January 23, 2007 at 6:25 am
I've got a list of strings I need to look up. They are a little variable, and the best way I've found to correlate between the search criteria and a hit in the db would look like this "401-9-05%cnjv_". There are a few possible characters in where the % is, and there will be one final one at the end; otherwise the field should match. My source is, alas, an xls that I'm fetching and inserting in to a table variable. However, the real performance loss is when I try getting matches. Here's one example match query I've tried -
DECLARE @sample TABLE(criteria varchar(15), match tinyint)
UPDATE @sample
SET match=(
SELECT COUNT([target])
FROM realTable
WHERE [target] LIKE criteria
)
The trouble is, just matching 183 records is taking a full 12 seconds. Does anyone know of a better way?
January 23, 2007 at 7:02 am
Oblio
So you have two "unknowns" - the % in the middle, which can be any number of characters, and one single unknown character at the end. The best way of doing what you want depends on whether this is a regular task or a one-off, and on whether realTable is frequently updated.
If you are going to be doing this a lot, then try creating an indexed view of realTable, with the two columns, one for each unknown. Then you can strip out the "unknown" data from your spreadsheet into your table variable and test for matches with the indexed view. Hope that makes sense. Beware, though - if realTable gets a lot of updates, the overhead of maintaining the indexed view might be too much to make this viable.
John
January 23, 2007 at 8:21 am
I would also try turning the table variable into a #temp table. I have seen different performance based on using the different table expressions. You should also have an index on the realtable target column. That should really speed up performance if you currently do not have an index on that field.
Tom
January 23, 2007 at 8:23 am
Thanks for the reply.
Forgive my naiveté, but I'm not really sure what an "indexed view" is. Is that a view that puts substring(target,1,9) into one column, and substring(target,11,4) and then match the two fields?
The upside is that realTable doesn't get updated but once a day, downside is it gets wiped and reloaded.
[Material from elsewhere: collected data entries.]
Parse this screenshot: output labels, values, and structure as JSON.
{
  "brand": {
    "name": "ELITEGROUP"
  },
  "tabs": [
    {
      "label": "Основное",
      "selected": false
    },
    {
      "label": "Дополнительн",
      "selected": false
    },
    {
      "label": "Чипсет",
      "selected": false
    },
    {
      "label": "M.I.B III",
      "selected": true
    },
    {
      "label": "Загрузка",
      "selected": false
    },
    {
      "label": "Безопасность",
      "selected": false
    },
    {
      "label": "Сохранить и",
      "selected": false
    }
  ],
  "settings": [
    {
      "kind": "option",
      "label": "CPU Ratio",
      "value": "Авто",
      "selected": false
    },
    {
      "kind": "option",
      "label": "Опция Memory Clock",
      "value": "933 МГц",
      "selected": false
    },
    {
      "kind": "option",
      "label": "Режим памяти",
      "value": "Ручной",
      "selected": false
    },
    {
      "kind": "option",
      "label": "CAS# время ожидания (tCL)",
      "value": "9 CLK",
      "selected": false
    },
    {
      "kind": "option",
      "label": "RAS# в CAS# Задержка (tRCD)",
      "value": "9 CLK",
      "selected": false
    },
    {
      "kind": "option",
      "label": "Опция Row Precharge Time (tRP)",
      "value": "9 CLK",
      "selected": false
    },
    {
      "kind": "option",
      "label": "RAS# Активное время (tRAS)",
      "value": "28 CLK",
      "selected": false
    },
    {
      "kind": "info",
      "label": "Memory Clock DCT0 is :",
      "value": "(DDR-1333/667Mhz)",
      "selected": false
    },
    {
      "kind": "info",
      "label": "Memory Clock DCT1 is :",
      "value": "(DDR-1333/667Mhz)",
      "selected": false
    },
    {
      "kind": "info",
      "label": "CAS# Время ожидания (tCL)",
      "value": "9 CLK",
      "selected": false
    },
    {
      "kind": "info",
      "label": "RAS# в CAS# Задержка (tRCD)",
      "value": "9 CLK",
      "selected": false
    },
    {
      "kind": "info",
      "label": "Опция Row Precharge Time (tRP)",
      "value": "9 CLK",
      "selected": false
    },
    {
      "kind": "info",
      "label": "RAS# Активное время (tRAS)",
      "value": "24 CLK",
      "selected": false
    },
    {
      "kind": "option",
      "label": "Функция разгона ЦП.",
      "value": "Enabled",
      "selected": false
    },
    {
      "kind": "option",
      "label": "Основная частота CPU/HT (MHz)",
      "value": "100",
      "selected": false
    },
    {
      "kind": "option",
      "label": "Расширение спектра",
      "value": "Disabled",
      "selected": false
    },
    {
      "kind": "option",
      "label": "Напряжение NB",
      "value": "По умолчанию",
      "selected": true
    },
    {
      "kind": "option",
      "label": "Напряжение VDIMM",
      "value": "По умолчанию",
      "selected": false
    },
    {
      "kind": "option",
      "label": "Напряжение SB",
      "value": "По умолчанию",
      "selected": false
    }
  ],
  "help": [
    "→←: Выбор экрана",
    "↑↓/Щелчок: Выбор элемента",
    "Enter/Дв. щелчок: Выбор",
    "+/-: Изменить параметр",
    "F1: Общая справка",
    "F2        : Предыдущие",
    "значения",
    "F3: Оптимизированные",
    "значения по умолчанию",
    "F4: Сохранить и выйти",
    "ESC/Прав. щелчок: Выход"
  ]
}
January 23, 2007 at 8:46 am
Yes, that is the essence of what the indexed view is. See Books Online for more details. Of course the other important thing about it is that it is indexed - important for all the searching and/or joining you will be doing on it. If realTable is cleared down and recreated then so much the better, especially if it's done during a maintenance window (ie at night). Just add two extra steps to the job: one to drop the indexed view before the table is cleared down, and another to recreate it at the end.